Some examples of how to use and work with ODBC display values are shown below.

  • Display values in Choice and Reference columns:

    When querying a column of type Choice, Reference, Duration, or Timer, an additional column with the prefix dv_ is available that contains the display value. For example, you can select dv_caller_id to return the display value of the reference field from an incident record without making another request to the sys_user table.

    Figure 1. Return the display value
    Return the display value
  • Display values in filter conditions:

    Display values can also be used in a filter condition. The ODBC driver optimizes the query condition and processes the filter on the server, for example, querying on the display value of sys_user for the caller_id field of an incident by using the dv_caller_id field name.

    Figure 2. Display values in filter conditions
    Display values in filter conditions
  • Display values in aggregate queries:

    Aggregate queries can also take advantage of display values if you specify them in the group by or where clause, for example, grouping on the caller_id field of an incident, as well as specifying a filter for it. The query is optimized by passing through to the server.

    Figure 3. Display values in aggregate queries
    Display values in aggregate queries

Querying table and column names

You can get a list of accessible tables and columns based on the read ACLs for the querying user.

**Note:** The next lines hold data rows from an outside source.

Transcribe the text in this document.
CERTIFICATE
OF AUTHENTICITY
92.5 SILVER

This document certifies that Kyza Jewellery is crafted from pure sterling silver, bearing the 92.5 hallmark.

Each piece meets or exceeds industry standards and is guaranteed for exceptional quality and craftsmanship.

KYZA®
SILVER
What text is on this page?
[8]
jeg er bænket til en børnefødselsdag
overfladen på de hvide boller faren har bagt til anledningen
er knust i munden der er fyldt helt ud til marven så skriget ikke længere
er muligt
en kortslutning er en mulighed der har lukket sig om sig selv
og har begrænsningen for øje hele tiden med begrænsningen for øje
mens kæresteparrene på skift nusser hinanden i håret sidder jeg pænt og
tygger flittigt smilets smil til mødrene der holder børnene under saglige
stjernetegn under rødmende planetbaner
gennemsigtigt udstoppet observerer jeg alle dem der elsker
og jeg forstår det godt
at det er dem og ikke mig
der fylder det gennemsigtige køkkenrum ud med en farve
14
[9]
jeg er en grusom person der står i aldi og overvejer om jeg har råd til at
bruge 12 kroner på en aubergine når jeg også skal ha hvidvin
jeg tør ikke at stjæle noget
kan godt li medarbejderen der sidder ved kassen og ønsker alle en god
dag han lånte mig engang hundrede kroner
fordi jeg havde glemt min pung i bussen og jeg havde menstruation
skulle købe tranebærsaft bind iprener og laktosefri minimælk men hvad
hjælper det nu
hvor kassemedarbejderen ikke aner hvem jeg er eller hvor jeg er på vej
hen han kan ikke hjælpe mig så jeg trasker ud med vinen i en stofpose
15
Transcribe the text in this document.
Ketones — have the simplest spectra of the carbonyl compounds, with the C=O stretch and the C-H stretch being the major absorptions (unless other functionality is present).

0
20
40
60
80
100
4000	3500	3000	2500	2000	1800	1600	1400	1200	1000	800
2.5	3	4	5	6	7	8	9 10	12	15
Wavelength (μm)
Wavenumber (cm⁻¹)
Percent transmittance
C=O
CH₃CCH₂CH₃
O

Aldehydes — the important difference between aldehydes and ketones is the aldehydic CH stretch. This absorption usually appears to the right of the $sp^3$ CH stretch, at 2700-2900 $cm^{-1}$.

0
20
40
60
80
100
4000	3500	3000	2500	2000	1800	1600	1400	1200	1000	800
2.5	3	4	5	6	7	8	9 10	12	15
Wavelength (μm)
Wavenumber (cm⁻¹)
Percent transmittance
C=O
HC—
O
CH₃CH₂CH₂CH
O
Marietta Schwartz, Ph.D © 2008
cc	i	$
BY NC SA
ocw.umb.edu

  • The following query will return the names of all tables for which the querying user has read access:

    select * from oa_tables;

  • After you know the name of the table you want to query, you can query the names of all columns for which the user has read access. The querying user must have read access for both the table and the columns.

    select * from oa_columns where table_name=‘table_name’;

Note: The oa_tables and oa_columns tables are internal ODBC tables. These tables are accessible only via the ODBC driver.